The Yacoubian Building

I had to write something about one of my favourite books of last year before I completely forgot about it. It’s already disappearing into the haze. Published in 2002, The Yacoubian Building by Alaa Al Aswany, printed in paperback (a gaudy purple cover) caught my eye. The real Yacoubian building in Cairo. I read plenty of foreign novels and for me it’s hard to remember all the names of the characters when so many names are repeated as second or third names of other characters. So I was grateful for the easymode of this novel – a small section at the beginning which spelt out a dozen or so main characters roles and relationship to each other. And what a bunch of believable people within. The delightfully hedonistic aged man who sought lustful pleasures with younger women against the wishes of his bitter phlegmatic sister.
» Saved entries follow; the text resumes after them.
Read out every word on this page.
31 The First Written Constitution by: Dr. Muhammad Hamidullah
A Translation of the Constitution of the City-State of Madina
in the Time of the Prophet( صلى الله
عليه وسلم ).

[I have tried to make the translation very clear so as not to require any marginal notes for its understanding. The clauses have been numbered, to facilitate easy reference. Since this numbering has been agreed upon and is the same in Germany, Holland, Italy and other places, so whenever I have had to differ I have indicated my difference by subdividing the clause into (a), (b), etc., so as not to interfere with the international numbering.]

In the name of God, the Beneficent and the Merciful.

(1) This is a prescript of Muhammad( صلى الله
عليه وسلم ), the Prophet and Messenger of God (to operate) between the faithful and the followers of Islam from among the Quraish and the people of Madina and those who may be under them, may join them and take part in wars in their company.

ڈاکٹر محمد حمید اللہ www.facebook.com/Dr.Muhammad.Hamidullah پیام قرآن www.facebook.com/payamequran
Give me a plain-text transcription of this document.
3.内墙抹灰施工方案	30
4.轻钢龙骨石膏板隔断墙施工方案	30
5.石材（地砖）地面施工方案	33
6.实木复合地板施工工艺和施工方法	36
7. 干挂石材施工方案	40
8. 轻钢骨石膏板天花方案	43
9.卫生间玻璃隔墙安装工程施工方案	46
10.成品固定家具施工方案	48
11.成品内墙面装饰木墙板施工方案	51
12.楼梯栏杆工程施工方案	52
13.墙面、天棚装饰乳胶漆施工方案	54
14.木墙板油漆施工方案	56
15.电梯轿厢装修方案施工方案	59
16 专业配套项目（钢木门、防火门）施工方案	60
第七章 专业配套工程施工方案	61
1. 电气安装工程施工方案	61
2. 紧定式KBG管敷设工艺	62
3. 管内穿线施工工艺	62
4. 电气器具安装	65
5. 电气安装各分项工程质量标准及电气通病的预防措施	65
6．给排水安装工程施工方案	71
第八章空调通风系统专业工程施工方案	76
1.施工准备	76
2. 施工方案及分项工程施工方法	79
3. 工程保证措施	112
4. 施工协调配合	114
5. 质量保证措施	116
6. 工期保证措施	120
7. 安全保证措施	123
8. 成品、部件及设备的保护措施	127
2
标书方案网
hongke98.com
The disenchanted hardworking man of low caste (the son of a doorman!) who becomes an Islamic extremist; the corrupt, scheming businesman who buys a second wife and bids her to a secret existance; a distressed homosexual newspaper editor. This book has it all. Set around 1990, the writer makes regular comment on the changes/decline in Egyptian society over the past half century and uses the real life Yacoubian Building and it’s fall from prestige as a barometer for this. Corruption is everywhere and anything is willing to be overlooked – homosexuality anyone? if the price is right. Apparently the book broke new ground in this area for Arabic fiction. I didn’t realise that Cairo had been so influenced by the French and that it used to be a great deal more Western and secular than it is today. They made a movie of it in 2006. And a TV series. 4.5 stars.